While area maintenance shops and dealerships tell 6 News they still have the needed parts, striking workers are holding the line. More than a dozen of them braved the rain and mist Wednesday night outside of the GM Lansing Redistribution Center. 

With more than 30 years at the center, Anthony Graham hopes a fair deal is on the horizon. Something to recognize the effort he and other workers put in during the pandemic.

“I am one of the people who came and worked when I could have stayed home and got $600 dollars extra plus unemployment, I came to work. and I made sure customers got parts. We’re loyal to General Motors. We want General Motors to be loyal to us,” said Graham.

The Lansing Redistribution Center is just one of many across the country called on to strike last week. Parts shipped out here head to dealerships and auto shops like Chuck’s Garage.

While cars are still being worked on and parts are being replaced, general manager Ben Cooley says for now, they have what they need. “But as this stalemate and time goes on, we will probably run into some problems getting those OE parts,” said Cooley. 

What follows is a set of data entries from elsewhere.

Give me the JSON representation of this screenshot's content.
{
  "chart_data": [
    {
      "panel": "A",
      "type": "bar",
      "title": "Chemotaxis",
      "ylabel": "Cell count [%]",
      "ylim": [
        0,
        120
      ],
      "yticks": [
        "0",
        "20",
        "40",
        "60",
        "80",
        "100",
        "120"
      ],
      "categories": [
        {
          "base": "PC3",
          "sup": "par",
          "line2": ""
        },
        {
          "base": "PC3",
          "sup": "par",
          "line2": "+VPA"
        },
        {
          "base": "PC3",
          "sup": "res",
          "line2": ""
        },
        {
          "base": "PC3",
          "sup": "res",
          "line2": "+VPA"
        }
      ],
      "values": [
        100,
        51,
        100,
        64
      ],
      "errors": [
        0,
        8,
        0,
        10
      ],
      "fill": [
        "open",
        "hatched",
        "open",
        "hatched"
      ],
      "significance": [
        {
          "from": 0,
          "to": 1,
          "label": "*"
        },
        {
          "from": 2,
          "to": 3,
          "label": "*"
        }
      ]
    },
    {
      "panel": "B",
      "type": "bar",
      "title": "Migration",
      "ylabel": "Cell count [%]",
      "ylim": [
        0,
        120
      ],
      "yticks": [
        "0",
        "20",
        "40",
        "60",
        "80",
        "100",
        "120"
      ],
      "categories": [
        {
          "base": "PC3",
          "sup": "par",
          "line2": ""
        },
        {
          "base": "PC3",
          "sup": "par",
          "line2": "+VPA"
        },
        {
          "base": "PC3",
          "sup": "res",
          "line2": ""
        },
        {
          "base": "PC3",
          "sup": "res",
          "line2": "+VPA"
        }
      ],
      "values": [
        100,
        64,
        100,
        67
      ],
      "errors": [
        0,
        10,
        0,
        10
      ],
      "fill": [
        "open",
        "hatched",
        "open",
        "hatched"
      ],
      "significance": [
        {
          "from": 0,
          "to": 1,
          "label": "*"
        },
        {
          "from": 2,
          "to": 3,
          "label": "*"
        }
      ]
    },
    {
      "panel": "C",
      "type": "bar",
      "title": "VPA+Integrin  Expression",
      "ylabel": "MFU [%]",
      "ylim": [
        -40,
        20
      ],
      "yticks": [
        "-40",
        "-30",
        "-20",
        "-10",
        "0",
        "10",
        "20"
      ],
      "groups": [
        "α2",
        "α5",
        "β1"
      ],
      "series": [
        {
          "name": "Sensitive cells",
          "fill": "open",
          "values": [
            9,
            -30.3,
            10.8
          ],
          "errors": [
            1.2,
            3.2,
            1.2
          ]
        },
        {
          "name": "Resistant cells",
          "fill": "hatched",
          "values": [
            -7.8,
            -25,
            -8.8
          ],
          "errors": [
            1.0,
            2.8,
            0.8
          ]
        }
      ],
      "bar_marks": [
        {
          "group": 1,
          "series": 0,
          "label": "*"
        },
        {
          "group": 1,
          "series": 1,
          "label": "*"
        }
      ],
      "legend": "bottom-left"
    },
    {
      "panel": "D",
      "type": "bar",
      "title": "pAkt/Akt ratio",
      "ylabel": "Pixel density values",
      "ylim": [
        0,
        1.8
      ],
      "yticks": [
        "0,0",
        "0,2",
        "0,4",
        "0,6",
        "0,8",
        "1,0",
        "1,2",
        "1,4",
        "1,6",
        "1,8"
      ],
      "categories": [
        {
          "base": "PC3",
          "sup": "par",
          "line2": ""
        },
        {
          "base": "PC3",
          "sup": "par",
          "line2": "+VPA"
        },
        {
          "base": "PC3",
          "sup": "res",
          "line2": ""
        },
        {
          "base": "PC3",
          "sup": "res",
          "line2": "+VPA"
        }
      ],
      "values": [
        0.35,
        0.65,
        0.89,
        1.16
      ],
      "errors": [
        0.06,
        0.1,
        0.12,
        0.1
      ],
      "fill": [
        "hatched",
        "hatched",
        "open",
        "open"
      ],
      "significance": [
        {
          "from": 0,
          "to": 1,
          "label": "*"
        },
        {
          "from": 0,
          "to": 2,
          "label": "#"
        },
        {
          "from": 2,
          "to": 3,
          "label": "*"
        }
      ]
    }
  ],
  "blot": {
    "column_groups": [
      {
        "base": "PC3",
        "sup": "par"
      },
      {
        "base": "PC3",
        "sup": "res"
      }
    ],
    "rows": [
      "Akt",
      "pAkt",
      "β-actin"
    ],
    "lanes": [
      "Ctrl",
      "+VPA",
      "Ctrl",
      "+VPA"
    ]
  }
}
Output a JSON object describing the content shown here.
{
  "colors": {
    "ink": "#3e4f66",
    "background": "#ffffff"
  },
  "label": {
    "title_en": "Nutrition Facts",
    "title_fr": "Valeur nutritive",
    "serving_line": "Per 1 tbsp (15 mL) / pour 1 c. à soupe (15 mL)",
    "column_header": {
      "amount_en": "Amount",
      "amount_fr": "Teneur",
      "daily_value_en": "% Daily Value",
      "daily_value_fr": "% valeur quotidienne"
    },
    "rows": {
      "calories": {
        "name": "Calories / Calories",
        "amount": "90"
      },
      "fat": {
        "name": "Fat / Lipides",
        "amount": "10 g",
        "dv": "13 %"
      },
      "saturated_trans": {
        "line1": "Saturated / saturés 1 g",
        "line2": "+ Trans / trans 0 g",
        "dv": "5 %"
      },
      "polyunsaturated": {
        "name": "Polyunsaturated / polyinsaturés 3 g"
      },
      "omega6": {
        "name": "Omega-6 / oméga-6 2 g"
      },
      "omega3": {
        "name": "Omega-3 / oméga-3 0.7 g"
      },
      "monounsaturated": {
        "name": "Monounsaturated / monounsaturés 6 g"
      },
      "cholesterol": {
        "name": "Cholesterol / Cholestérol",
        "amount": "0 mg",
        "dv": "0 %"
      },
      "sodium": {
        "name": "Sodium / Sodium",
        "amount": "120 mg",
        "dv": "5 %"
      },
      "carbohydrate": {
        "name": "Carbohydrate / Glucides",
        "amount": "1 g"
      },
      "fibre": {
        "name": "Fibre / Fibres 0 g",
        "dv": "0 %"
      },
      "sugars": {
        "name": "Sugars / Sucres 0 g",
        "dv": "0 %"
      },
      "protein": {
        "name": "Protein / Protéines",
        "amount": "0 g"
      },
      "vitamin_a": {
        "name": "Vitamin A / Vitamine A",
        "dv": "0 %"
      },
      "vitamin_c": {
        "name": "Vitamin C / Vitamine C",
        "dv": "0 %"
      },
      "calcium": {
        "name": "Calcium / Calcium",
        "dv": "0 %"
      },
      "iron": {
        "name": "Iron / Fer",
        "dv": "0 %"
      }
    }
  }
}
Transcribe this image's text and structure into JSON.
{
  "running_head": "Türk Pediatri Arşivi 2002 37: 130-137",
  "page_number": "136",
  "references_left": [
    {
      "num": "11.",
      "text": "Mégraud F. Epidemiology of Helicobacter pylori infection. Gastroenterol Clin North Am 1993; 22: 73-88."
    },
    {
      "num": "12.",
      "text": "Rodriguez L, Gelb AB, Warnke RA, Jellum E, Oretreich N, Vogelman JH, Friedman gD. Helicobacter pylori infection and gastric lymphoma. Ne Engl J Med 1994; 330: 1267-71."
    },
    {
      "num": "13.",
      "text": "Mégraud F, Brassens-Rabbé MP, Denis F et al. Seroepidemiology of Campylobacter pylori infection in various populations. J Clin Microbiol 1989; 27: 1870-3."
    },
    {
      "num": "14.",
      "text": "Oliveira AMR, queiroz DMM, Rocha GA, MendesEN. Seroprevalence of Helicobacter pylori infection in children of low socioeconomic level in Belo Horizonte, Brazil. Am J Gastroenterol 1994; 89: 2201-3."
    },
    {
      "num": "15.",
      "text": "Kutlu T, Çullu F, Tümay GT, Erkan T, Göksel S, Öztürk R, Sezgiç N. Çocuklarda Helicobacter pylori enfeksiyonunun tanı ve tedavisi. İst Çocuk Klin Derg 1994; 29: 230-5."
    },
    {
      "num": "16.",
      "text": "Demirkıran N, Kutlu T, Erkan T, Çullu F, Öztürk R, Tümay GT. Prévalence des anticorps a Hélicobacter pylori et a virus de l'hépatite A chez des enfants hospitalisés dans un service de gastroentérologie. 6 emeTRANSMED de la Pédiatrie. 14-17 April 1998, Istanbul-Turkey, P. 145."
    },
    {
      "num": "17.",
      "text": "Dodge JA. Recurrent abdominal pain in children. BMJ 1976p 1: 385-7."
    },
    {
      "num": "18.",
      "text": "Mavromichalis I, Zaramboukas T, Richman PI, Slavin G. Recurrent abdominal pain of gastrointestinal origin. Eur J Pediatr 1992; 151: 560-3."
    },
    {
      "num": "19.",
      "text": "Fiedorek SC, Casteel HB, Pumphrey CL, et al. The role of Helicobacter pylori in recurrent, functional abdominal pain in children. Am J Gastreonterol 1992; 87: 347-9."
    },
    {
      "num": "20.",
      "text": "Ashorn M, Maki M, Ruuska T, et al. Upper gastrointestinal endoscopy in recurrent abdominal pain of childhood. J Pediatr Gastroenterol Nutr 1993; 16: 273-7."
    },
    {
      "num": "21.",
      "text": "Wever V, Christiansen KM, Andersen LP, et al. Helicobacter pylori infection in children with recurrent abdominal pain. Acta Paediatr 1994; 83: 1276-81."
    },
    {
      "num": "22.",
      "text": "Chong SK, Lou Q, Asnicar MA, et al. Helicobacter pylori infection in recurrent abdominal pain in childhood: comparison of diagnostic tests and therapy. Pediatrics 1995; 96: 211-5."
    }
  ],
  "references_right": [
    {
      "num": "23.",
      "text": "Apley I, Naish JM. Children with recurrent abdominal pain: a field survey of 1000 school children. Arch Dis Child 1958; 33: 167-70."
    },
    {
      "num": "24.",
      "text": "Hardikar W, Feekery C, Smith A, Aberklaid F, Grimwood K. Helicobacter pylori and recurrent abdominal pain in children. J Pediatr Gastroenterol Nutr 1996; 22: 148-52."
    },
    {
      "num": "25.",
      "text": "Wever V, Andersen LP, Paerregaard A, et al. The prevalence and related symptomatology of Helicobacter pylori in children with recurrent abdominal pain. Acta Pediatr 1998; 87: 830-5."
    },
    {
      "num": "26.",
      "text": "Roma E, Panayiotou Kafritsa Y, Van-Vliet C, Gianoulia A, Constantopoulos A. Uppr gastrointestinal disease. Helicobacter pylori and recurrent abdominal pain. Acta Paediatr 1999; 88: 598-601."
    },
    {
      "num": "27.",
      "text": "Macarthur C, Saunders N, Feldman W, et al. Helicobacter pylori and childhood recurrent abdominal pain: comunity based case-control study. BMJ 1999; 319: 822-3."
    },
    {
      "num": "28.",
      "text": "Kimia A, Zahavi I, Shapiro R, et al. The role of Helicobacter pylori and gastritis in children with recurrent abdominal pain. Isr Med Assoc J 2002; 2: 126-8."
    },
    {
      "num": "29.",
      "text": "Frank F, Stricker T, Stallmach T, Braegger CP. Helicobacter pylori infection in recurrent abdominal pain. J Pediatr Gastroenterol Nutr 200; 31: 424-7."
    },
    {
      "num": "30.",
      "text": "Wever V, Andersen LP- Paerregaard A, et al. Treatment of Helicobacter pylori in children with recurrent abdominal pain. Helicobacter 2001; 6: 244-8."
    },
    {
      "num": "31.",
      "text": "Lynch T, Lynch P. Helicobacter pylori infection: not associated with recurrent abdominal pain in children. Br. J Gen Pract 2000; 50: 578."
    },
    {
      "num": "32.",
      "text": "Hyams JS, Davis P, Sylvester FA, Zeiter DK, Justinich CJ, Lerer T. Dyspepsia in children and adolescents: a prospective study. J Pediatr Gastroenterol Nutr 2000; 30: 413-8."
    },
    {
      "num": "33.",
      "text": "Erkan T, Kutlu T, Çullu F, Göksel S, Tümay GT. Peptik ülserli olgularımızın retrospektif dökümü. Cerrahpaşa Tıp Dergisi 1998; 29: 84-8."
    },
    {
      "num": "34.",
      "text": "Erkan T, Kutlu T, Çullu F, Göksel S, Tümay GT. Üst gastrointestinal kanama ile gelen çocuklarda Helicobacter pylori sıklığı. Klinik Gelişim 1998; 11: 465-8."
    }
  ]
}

However, there are good alternatives to using OE or original equipment parts. “Because we are an independent, we run a lot of vendors that have availability on aftermarket parts. So I think the aftermarket shops are really going to start shining where people may have some problems 2 to 3 weeks now with the dealerships,” he said.

Cooley says dealerships typically use parts straight from the carmaker.

Several Lansing area GM dealership employees tell 6 News they were not able to do an interview but still have the parts they need.

As the strike goes on, Cooley says he focuses on helping the people who walk through his front door.